Sir

Martin Kemp's1 article “Visible viruses” incorrectly credits Brenner and Horne with introducing negative staining and Wildy and Watson with recognizing the parallels between virus structure and Buckminster Fuller's geodesic domes. His discussion of capsid design omits key points.

H. E. Huxley's2 high-resolution study of tobacco mosaic virus made the ‘outline’ of the virus visible, with a clear hole down the middle, saying: “This ‘outlining’ technique ⃛ is so simple and gives excellent contrast and resolution”.

Caspar and Klug's3 comparison of the geodesic domes of Buckminster Fuller to the viral capsid design is discussed by Marks4: “Dr A. Klug and Dr J. T. Finck [sic] ⃛ wrote to Fuller enclosing published reports of their discovery of the icosa-geodesic structuring of the polio virus. In conversations with Fuller ⃛ they intimated that all spherical viruses comprise geodesic arrangements of proteins in systems similar to Fuller's frequency modulated geodesic structures.”

Finally, Kemp asks whether capsid design is constrained by the physical principles underlying macromolecular assemblies, by the principles governing the encoding of design in the genome, or both. The question revolves around function and inheritability — how does the virus genome protect itself in transit between cells?

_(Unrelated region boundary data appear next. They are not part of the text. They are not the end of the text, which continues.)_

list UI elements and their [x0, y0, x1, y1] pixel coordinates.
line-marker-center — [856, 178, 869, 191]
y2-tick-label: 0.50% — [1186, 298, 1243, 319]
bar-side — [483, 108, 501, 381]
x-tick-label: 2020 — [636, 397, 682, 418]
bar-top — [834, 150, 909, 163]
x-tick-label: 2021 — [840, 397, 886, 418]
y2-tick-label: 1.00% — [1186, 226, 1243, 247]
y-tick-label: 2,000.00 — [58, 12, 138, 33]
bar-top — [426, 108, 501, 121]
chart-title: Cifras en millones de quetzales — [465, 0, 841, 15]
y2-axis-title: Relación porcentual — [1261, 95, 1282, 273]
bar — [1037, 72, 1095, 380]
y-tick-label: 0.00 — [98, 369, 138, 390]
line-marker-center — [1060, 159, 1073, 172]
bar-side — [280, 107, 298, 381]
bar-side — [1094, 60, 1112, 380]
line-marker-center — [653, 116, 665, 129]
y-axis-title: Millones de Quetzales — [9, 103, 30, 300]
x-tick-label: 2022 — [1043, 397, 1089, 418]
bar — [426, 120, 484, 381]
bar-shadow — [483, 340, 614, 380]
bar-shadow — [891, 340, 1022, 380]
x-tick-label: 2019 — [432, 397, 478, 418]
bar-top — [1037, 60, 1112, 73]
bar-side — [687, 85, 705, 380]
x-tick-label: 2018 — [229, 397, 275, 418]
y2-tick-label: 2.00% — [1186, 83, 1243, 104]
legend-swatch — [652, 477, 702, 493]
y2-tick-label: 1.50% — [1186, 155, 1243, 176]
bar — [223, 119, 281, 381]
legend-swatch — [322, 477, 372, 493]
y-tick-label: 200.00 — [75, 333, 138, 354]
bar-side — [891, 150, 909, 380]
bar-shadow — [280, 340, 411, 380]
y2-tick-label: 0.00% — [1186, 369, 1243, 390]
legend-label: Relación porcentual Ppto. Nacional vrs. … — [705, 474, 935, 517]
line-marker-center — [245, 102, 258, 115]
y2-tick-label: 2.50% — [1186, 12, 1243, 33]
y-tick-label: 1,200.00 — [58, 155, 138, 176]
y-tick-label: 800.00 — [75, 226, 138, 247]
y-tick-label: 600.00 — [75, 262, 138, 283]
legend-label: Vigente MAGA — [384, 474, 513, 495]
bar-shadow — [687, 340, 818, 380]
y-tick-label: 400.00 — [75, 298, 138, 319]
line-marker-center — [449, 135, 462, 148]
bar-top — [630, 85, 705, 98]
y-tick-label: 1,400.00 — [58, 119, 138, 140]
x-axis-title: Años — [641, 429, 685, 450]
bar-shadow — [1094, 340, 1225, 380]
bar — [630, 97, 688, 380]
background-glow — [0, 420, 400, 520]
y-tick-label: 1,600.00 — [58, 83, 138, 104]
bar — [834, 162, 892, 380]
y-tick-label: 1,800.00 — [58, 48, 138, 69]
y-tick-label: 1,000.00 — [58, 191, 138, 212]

A simple solution was proposed by Crick and Watson5, who considered how to fit the information for a large container into a small genome. They argued that the repeated use of a single protein to form a symmetric viral capsid could require as little as one gene, making efficient use of genetic information. Today, asymmetrical designs, like those of the cytoskeleton, capture our imagination. Their routes to self-assembly, unlike the pathway described by Lewis Carroll, do not keep “one principle object in view — to preserve its symmetrical shape”.